I was a liar, a cheat and a thief for most of my life, even well into sobriety. I knew the difference between right and wrong, but just couldn’t seem to do the right thing. I suffered overwhelming feelings of guilt and shame over my dishonesty. I stuffed these feelings down with alcohol, drugs, but the anxiety was always there just below the surface, coloring every aspect of my life, making real happiness impossible. I drank against this anxiety for thirty years.

I know today I didn’t have a choice. I had to do all these dishonest things because I was loaded with self-centered fear. Self-centered fear caused me to do whatever I had to do when my security was threatened. I was afraid I wasn’t going to get my share, I grabbed all I could get. I was afraid I wasn’t good enough, so I made up stories to make myself look good. I lusted after money, power and prestige. I did whatever I had to do.  When I’m reacting in fear, I don’t have a choice. I must protect myself at all costs.

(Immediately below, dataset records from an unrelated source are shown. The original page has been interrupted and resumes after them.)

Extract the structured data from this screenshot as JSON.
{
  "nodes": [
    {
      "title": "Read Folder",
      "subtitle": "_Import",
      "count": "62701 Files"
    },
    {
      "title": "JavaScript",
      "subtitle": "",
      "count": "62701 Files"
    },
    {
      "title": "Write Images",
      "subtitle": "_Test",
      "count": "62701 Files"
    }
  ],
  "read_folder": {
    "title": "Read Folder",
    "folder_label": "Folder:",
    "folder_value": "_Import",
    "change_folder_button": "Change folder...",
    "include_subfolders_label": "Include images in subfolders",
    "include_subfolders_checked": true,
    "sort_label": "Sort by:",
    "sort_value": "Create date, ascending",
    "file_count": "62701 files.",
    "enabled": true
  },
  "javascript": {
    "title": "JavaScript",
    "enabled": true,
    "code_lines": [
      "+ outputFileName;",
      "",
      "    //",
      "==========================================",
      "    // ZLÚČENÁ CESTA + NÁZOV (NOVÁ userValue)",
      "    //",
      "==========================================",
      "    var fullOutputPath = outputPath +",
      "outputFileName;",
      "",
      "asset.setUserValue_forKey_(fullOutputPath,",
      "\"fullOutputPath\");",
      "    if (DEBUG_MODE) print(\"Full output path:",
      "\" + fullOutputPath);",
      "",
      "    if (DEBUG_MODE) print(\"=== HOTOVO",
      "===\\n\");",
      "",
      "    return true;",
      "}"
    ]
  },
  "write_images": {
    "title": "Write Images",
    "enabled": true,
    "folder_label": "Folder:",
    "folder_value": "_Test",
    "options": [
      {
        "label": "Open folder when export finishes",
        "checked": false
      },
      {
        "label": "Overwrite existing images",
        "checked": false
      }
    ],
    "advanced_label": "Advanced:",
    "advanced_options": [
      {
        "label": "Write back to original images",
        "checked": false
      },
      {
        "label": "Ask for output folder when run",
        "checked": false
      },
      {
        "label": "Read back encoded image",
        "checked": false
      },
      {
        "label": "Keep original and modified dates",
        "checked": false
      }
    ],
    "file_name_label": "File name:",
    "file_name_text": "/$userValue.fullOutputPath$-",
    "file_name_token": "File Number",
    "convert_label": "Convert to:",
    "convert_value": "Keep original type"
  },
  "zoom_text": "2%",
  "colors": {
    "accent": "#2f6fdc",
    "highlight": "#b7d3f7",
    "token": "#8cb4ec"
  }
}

A few years ago, I realized as long as fear was driving, I had to sit in the backseat. I had to go where fear took me. Fear took away my ability to choose. I had to drink, I had to lie, I had to cheat, I had hurt the people I hurt. Once I realized I had no choice but to do what I did, I began to let myself off the hook. I dropped the whip of self-hate.

Confronting these fears has been a major part of my journey in Alcoholics Anonymous. The Twelve Steps dissolve self-centered fear by bringing my old ideas into the light of forgiveness. As the fear dissolves, my ability to make healthier choices returns.